In triangle inscribed circle with radius $r = 1$ and one of it sides $a=3$. Find the minimum area of triangle? Ans = 5.4
My reasonings:
$BC = a$, $AC = b$, $AB = c$
$AD=AF=x$
$FC=CE=y$
$BD=BE=z$
$a=z+y$, $b=x+y$, $c=x+z$
The radius of the incircle is $$r =\frac{A_{ABC}}{s}$$ where $s = \frac{a+b+c}{2} = x + y+ z$. By condition $z+y=3$ so $s=x+3$
By Heron's formula, the area of the triangle is $A=\sqrt{s(s-a)(s-b)(s-c)}$
In other side $A=sr = x+3$.
What is next? I think that I should get a fucntion for which I will can find a minimum, but I don't know how.
Best Answer
You were on the right track.
Using your notation, $A = \sqrt{s(s - a)(s - b)(s - c)} = \sqrt{(x + 3)xyz}$, but also $A = x + 3$. So $$\begin{align} \sqrt{(x + 3)xyz} &= x + 3, \\ xyz &= x + 3, \\ x &= \frac{3}{yz - 1}. \end{align}$$
Substituting that into $A$ we get $$A = \sqrt{\left(\frac{3}{yz - 1} + 3\right)\frac{3}{yz - 1}yz} = \sqrt{\frac{3yz}{yz - 1}\cdot\frac{3}{yz - 1}yz} = \frac{3yz}{yz - 1} = \frac{3}{yz - 1} + 3.$$
Finally, by AM-GM we get lower bound: $$A = \frac{3}{yz - 1} + 3 \geqslant \frac{3}{\frac{(y + z)^2}{4} - 1} + 3 = \frac{3}{\frac{9}{4} - 1} + 3 = \frac{12}{5} + 3 = \frac{27}{5} = 5.4$$
Because it is AM-GM, equality is reached when $y = z = 1.5$
P.S. You may wonder, why for some values of $y$ and $z$ expression $\frac{3}{yz - 1}$ may become infinite or negative. Isn't it strange? Besides, I myself silently assumed that it is positive. And there's a reason for that.

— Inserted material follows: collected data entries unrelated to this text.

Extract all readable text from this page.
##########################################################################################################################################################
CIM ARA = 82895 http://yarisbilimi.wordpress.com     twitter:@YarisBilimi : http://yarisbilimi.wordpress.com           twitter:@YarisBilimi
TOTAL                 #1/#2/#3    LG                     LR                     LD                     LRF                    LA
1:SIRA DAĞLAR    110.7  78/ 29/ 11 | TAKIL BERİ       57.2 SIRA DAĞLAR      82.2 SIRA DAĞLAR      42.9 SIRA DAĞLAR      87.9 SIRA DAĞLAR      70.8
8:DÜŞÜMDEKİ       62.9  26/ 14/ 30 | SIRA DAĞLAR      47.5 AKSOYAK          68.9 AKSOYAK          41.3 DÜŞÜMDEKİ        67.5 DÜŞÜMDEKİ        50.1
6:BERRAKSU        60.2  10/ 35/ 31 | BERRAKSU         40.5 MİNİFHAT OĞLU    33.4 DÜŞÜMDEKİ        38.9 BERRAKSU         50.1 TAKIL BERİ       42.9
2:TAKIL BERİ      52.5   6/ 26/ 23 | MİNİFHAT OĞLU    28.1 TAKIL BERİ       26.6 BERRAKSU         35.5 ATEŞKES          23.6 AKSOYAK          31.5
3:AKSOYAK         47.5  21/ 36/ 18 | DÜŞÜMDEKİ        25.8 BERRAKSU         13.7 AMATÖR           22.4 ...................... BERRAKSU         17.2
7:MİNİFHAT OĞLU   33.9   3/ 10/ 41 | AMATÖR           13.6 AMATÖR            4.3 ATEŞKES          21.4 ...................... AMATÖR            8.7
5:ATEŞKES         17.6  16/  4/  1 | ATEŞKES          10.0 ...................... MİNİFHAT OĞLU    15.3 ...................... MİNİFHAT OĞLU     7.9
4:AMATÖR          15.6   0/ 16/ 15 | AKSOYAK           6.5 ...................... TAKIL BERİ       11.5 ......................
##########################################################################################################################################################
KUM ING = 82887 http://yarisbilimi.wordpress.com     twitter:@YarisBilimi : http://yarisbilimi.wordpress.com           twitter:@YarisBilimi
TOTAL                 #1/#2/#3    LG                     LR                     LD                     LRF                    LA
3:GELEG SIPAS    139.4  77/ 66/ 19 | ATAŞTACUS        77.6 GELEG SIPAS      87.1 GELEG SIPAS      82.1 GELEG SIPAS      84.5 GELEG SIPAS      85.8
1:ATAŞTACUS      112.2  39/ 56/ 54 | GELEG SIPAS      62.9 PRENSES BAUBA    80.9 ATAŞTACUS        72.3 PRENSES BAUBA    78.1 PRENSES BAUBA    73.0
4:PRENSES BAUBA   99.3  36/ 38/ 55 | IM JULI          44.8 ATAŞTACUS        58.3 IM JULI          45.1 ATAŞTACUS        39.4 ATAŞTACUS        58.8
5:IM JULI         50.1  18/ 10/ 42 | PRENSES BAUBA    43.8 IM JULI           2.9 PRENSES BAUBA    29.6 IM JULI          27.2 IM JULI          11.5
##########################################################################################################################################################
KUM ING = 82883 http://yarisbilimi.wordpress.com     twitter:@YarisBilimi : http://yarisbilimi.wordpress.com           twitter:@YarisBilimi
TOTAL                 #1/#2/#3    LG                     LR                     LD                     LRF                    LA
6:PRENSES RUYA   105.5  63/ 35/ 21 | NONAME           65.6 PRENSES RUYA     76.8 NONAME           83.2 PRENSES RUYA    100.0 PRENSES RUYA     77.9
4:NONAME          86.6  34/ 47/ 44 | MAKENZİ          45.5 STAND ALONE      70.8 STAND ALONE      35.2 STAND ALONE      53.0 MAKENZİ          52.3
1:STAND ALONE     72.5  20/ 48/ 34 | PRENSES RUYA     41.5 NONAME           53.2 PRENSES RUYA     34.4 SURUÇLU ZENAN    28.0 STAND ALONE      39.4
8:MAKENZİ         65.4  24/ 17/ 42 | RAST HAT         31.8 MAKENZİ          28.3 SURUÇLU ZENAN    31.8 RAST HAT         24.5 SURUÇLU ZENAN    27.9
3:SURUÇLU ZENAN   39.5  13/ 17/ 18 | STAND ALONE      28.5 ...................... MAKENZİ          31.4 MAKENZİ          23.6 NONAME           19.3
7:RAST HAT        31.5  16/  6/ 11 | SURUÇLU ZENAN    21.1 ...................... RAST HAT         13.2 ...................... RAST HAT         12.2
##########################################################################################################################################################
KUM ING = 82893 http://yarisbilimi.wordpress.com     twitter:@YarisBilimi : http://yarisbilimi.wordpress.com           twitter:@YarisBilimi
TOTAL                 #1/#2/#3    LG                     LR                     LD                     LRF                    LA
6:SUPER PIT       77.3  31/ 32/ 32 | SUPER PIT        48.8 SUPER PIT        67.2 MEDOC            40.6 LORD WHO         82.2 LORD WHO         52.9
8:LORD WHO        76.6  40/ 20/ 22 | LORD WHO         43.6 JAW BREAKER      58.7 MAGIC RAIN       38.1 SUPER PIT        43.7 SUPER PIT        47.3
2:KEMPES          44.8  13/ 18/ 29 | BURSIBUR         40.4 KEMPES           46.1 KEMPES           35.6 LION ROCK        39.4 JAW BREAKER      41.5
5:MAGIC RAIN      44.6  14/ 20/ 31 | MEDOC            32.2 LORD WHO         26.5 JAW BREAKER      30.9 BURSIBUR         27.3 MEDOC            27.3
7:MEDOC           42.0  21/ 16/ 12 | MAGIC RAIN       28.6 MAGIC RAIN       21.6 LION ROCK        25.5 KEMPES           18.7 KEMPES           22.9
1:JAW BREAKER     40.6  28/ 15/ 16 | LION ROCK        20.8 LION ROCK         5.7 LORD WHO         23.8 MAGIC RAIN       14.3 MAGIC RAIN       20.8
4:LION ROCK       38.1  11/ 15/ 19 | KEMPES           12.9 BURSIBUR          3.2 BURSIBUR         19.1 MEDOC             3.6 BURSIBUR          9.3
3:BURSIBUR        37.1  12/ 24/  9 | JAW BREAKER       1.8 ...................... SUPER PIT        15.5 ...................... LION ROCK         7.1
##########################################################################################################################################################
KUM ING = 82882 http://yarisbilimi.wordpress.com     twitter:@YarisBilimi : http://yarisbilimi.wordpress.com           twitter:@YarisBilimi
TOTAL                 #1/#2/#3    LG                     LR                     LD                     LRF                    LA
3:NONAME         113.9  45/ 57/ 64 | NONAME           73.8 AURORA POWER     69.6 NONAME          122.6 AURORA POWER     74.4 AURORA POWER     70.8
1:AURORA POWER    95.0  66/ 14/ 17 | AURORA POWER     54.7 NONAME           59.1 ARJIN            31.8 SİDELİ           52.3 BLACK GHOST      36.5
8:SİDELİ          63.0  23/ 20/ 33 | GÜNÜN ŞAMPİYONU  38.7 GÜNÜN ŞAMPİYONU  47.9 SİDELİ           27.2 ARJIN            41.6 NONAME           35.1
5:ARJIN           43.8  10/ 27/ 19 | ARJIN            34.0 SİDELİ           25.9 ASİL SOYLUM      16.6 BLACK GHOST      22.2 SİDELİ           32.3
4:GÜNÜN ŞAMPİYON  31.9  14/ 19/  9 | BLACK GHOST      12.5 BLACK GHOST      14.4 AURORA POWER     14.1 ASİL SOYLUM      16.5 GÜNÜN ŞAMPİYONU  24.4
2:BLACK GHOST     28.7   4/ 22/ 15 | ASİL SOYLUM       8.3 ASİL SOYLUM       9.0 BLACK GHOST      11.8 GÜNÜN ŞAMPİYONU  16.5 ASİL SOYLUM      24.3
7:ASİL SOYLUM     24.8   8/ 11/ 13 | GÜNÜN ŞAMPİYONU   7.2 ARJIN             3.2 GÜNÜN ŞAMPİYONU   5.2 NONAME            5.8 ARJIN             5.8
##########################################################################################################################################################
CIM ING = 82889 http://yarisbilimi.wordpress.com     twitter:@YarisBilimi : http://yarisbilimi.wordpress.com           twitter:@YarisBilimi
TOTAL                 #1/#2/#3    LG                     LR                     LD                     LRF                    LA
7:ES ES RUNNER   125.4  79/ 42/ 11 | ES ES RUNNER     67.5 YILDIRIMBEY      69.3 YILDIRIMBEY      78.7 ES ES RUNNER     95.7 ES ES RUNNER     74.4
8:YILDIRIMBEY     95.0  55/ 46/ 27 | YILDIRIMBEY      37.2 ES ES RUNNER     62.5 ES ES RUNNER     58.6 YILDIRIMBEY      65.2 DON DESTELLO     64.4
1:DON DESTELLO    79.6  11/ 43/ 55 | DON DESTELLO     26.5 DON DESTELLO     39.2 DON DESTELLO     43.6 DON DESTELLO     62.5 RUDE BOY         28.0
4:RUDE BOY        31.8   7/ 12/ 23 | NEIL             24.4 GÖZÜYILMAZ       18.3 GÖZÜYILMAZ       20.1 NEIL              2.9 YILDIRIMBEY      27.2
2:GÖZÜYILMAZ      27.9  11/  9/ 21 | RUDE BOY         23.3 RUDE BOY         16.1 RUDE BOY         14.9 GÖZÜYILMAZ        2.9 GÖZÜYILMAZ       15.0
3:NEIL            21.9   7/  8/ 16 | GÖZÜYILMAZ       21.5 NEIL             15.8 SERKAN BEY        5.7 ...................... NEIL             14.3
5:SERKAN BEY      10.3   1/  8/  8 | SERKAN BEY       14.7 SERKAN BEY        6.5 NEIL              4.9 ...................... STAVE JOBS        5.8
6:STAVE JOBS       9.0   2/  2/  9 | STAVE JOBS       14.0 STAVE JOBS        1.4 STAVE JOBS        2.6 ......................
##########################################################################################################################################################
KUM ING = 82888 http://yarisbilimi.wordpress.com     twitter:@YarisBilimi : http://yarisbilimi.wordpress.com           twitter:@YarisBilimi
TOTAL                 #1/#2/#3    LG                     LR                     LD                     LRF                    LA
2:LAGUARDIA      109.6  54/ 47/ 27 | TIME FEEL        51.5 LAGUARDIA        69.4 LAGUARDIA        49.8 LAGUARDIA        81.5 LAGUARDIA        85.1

Positive values of $\frac{3}{yz - 1}$ correspond to the situation you describe: a circle inscribe in a triangle.
When it becomes infinite two sides $AB$ and $AC$ become parallel.
And finally, when it's negative, your circle is no longer an incircle, it becomes excircle.